Another Day in the Country
The noodle maker
© Another Day in the Country
“I’m hungry for noodles,” my sister said as she paged through a magazine. “Here’s a recipe for a noodle casserole,” she went on, her mouth watering.
“Remember how Mom made noodles with butter and toasted breadcrumbs on top? We haven’t had that in ages and that’s what I’m hungry for,” I countered.
“You should make some noodles,” she said, meaning that was a good job for me while her job took her elsewhere. “I have mushrooms and artichoke hearts. You have asparagus — doesn’t that sound good?”
So, today, I’m making noodles.

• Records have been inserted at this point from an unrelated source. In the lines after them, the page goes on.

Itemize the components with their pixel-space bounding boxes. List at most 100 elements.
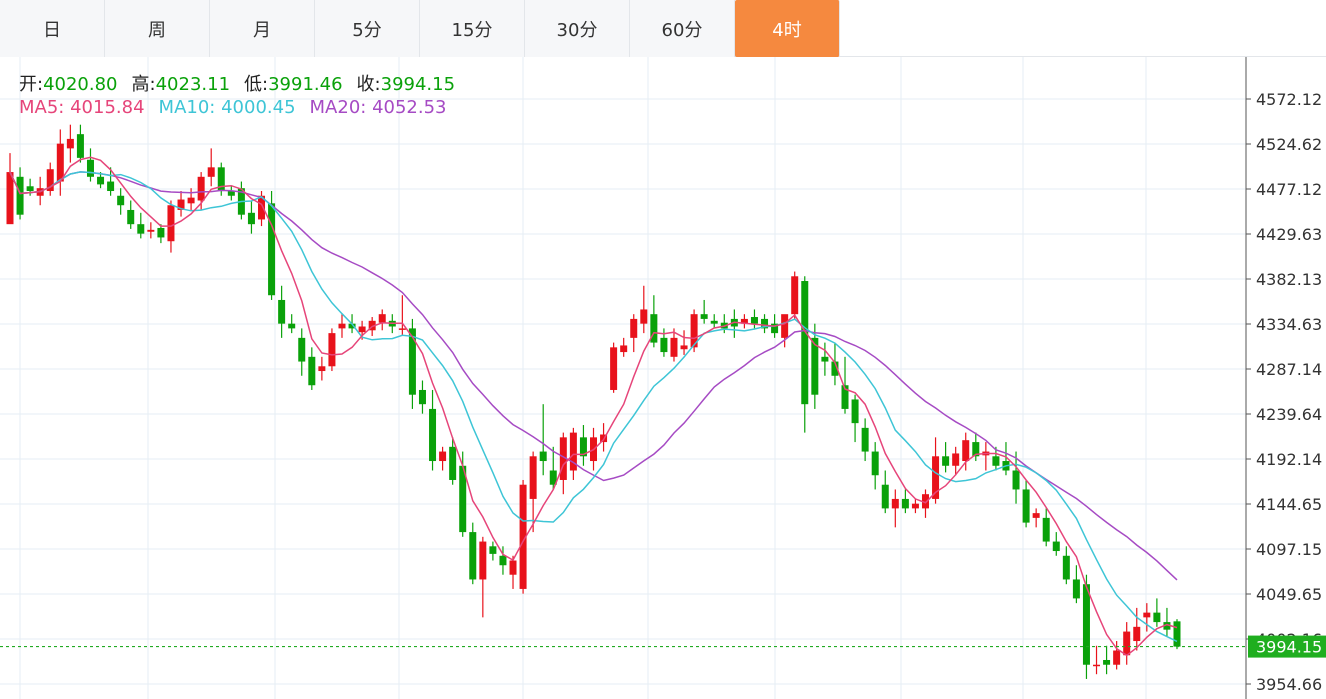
candle-body — [710, 320, 718, 324]
candle-body — [489, 546, 497, 554]
candle-body — [921, 494, 929, 509]
y-axis-tick-label: 4477.12 — [1256, 180, 1322, 199]
tab-60min[interactable]: 60分 — [630, 0, 735, 57]
tab-4hour[interactable]: 4时 — [735, 0, 840, 57]
candle-body — [539, 451, 547, 462]
candle-body — [519, 484, 527, 589]
timeframe-tabbar: 日 周 月 5分 15分 30分 60分 4时 — [0, 0, 1326, 57]
candle-body — [469, 532, 477, 580]
candle-body — [901, 498, 909, 509]
candle-body — [911, 503, 919, 509]
tab-day[interactable]: 日 — [0, 0, 105, 57]
candle-body — [358, 326, 366, 333]
candle-body — [650, 314, 658, 343]
candle-body — [439, 451, 447, 462]
candle-body — [831, 361, 839, 376]
y-axis-tick-label: 4382.13 — [1256, 270, 1322, 289]
candle-body — [1153, 612, 1161, 623]
candle-body — [137, 224, 145, 234]
candle-body — [1133, 626, 1141, 642]
y-axis-tick-label: 4287.14 — [1256, 360, 1322, 379]
y-axis-tick-label: 4334.63 — [1256, 315, 1322, 334]
candle-body — [66, 138, 74, 149]
y-axis-tick-label: 4239.64 — [1256, 405, 1322, 424]
candle-body — [881, 484, 889, 509]
candle-body — [962, 440, 970, 462]
ma5-line — [9, 156, 1178, 657]
tab-month[interactable]: 月 — [210, 0, 315, 57]
candlestick-chart[interactable]: 4572.12 4524.62 4477.12 4429.63 4382.13 4334.… — [0, 57, 1326, 699]
candle-body — [318, 366, 326, 372]
candle-body — [338, 323, 346, 329]
ma20-label: MA20: — [309, 97, 367, 118]
candle-body — [821, 356, 829, 362]
tab-30min[interactable]: 30分 — [525, 0, 630, 57]
candle-body — [630, 318, 638, 338]
tab-15min[interactable]: 15分 — [420, 0, 525, 57]
candle-body — [1123, 631, 1131, 656]
candle-body — [26, 186, 34, 192]
candle-body — [771, 323, 779, 334]
candle-body — [1012, 470, 1020, 490]
candle-body — [1103, 659, 1111, 665]
candle-body — [86, 159, 94, 177]
close-label: 收: — [356, 74, 381, 95]
candle-body — [841, 385, 849, 409]
y-axis-tick-label: 4192.14 — [1256, 450, 1322, 469]
tab-week[interactable]: 周 — [105, 0, 210, 57]
open-label: 开: — [19, 74, 44, 95]
low-value: 3991.46 — [268, 74, 343, 95]
candle-body — [952, 453, 960, 466]
y-axis-tick-label: 4097.15 — [1256, 540, 1322, 559]
candle-body — [750, 317, 758, 324]
candle-body — [97, 176, 105, 185]
candle-body — [197, 176, 205, 201]
candle-body — [499, 555, 507, 566]
candle-body — [107, 181, 115, 192]
candle-body — [207, 167, 215, 177]
ma5-value: 4015.84 — [70, 97, 145, 118]
candle-body — [348, 323, 356, 329]
candle-body — [942, 456, 950, 466]
candle-body — [408, 328, 416, 395]
candle-body — [46, 169, 54, 192]
candle-body — [972, 442, 980, 457]
candle-body — [187, 197, 195, 204]
ma10-value: 4000.45 — [221, 97, 296, 118]
chart-canvas[interactable]: 4572.12 4524.62 4477.12 4429.63 4382.13 4334.… — [0, 57, 1326, 699]
candle-body — [579, 437, 587, 457]
ma5-label: MA5: — [19, 97, 65, 118]
candle-body — [1042, 517, 1050, 542]
candle-body — [247, 212, 255, 225]
candle-body — [1143, 612, 1151, 618]
candle-body — [1032, 513, 1040, 518]
candle-body — [479, 541, 487, 580]
candle-body — [680, 345, 688, 350]
candle-body — [1052, 541, 1060, 552]
candle-body — [127, 209, 135, 225]
candle-body — [851, 399, 859, 424]
candle-body — [781, 314, 789, 338]
y-axis-tick-label: 4049.65 — [1256, 585, 1322, 604]
candle-body — [147, 229, 155, 232]
candle-body — [258, 195, 266, 220]
tab-5min[interactable]: 5分 — [315, 0, 420, 57]
candle-body — [177, 199, 185, 210]
candle-body — [418, 389, 426, 405]
candle-body — [1113, 650, 1121, 665]
close-value: 3994.15 — [380, 74, 456, 95]
candle-body — [549, 470, 557, 485]
candle-body — [429, 408, 437, 462]
candle-body — [1163, 622, 1171, 630]
candle-body — [620, 345, 628, 353]
ma10-label: MA10: — [158, 97, 216, 118]
candle-body — [398, 328, 406, 330]
candle-body — [640, 309, 648, 324]
candle-body — [690, 314, 698, 348]
candle-body — [1072, 579, 1080, 599]
ma-info: MA5: 4015.84 MA10: 4000.45 MA20: 4052.53 — [19, 97, 447, 118]
candle-body — [891, 498, 899, 509]
candle-body — [559, 437, 567, 480]
candle-body — [16, 176, 24, 215]
candle-body — [449, 446, 457, 480]
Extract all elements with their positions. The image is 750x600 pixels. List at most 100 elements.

I wondered which recipe I should use; after all, what are noodles but eggs and flour?
In my grandma’s old, old, cookbook that my mother inherited, “The American Women’s Cookbook,” it suggested: 1 egg, ½ teaspoon salt, and flour. That was it!
In my Pasta Cookbook, it suggested: 2 eggs, a pinch of salt, and 1½ cups bread flour. I noticed the salt was considerably less.
The pasta maker, which I inherited from my mother, had a recipe, too, in six languages and picture illustrations for how to use the machine. Talk about thorough. From the pictures, I gathered it was just three eggs and flour.
When I ran into the most marvelous noodles I’d ever eaten, a couple of years ago at a Napa Valley farmer’s market, the lady who made the noodles told me she had learned pasta making in Italy. She used olive oil in her pasta.
I like to use semolina wheat flour for my pasta, and on the back of the package you would know there is a recipe: 1½ cup semolina, ½ teaspoon salt, 2 eggs or 3 egg whites, beaten, 2 tablespoons water, 2 tablespoons olive oil. This is the one I settled on.
As I set up Mom’s pasta machine, I had to chuckle. She’d gotten this when arthritis started making her hands ache. It was quite a concession for her to surrender to a machine rolling out her noodle dough and cutting the noodles.
But, once she tried it, she was hooked. This machine could even cut noodles finer than her mother-in-law had, and Grandma Ehrhardt’s noodles were always the standard.
My Dad wrote on the lid of the box, “Go to 7, it might take three tries.” Now seven is the finest, thinnest, airiest, delicate noodle you can imagine. In my book, they are too fragile, so the finest I’ve ever gone is a six. Usually I stop at five.
You can tell that making noodles is a cultural experience.
“Let the dough rest for half an hour,” my instructions said.
That’s always difficult for me to do. Once my hands are in the flour, I’m eager to see the final results.
“Keep going to 7,” my mother wrote. It’s like having her here in the kitchen. She’d be so impressed with the semolina flour.
I needed an extra egg for my noodles, so I went out to the chicken house to check for eggs, even though it was still early in the day (my girls are late layers). Sure enough, there were already two blue eggs in the top nest box, just what I needed.
“How lucky can you be?” I said to myself when I began to roll out the noodle dough with the help of Mom’s pasta maker.
1, 2, 3, 4, 5 levels, and strips of thin noodle dough were covering the counter top. What had begun as two eggs and flour had now multiplied like the proverbial “loaves and fishes.”
Level 6 — that dough was incredibly thin and translucent.
“Could I really go to seven, like Mom had suggested so many years ago?” I wondered.
As my mother stood at her counter making these exquisitely fine noodles, did she think ahead to her oldest daughter making noodles in Ramona with blue eggs, on another day in the country?